The idea behind the cooling vests essentially is that once the body overheats it provides limited blood supply to the working muscles and alot towards the skin to allow for heat management and thus a greater load is placed on the aerobic system to pump the limited blood flow around the body to keep output levels high.

 

Sports science research has shown consistently that by cooling the body prior to starting an aerobic based activity the body takes longer to hit the threshold in which it begins to overheat and reach exhaustion. This means you can maintain higher performance outputs for a longer period of time which over an extended training phase can mean greater fitness improvements.

 

Now you don’t need to have fancy cooling vests or jump into an ice bath prior to a session but as simple as using cold towels or ice bricks along the neck can quickly provide a cooling stimuli for the body.

 

More Weights Less Body Fat

 

This may not be as big of a secret but yet it’s something that stands true time and time again.
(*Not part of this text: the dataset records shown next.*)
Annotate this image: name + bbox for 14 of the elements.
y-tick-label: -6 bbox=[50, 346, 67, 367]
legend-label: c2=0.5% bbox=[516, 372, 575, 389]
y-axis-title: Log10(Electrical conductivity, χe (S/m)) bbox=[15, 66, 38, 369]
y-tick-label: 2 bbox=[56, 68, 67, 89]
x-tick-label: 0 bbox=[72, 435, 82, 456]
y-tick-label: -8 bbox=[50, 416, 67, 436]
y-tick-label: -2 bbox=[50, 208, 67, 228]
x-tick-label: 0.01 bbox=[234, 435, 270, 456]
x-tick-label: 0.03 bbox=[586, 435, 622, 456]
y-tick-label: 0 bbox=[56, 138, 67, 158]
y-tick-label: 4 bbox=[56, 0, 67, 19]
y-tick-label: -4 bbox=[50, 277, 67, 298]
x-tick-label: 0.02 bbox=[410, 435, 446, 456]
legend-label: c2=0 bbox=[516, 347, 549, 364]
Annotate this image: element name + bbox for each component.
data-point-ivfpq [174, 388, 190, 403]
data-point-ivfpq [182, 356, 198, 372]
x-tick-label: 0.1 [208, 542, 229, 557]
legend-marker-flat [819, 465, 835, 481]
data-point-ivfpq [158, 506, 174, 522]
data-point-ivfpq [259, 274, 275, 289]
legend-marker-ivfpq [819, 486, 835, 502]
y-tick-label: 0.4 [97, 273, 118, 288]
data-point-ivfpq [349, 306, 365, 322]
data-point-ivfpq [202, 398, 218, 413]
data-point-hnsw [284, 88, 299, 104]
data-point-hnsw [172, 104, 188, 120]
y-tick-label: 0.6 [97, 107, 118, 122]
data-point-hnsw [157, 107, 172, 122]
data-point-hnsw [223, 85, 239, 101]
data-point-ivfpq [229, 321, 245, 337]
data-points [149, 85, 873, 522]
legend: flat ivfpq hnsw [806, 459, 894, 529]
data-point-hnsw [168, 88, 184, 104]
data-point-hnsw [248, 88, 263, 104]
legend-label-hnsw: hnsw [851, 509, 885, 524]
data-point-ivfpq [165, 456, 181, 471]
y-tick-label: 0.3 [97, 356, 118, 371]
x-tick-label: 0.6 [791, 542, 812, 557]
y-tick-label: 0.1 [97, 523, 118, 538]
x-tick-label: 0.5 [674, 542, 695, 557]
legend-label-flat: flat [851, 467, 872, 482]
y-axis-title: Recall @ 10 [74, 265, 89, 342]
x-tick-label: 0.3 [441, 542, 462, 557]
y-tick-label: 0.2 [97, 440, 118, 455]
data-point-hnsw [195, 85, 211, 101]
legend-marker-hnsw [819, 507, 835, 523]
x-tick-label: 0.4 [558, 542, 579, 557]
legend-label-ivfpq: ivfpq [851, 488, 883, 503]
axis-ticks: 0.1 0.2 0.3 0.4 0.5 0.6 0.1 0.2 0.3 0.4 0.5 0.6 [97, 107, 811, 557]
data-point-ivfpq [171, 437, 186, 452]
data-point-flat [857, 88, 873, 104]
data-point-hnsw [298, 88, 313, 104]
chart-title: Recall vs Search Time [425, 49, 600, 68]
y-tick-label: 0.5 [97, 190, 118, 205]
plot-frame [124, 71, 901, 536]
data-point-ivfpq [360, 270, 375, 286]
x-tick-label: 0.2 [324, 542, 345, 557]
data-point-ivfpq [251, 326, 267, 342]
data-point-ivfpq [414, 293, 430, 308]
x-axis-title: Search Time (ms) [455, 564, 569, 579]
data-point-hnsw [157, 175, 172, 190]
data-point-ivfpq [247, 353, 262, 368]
Many of us train to get and stay leaner, which high intensity interval training sessions can be super effective for in the short term but when we look at the people who are able to maintain a lean physique year in and year out a large majority of them place their emphasis on building strength and muscle.

 

Why?

 

Simply put having more muscle burns more calories day in and day out. Not to mention that when you have more muscle and you perform some high intensity conditioning it instantly has a significantly more impactful result as the greater amount of muscle the bigger the metabolic disturbance can be created through intense training.

 

Plus having more muscle means you get away with eating more burgers and pizza. So if you’re like us and you enjoy a bit of that stuff and don’t want to be working it off for the next week, you better get working on getting strong and building muscle.

Gaining An Advantage Isn’t Always Cheating

 

As with the aussie cricket scandal it’s not always as clear cut. Although they got caught out this time I’m sure its probably a lot more common than people are making it out to be. If you can gain an advantage without going beyond your morals or being deceitful then go for it. Try out some of our tips here to get you going!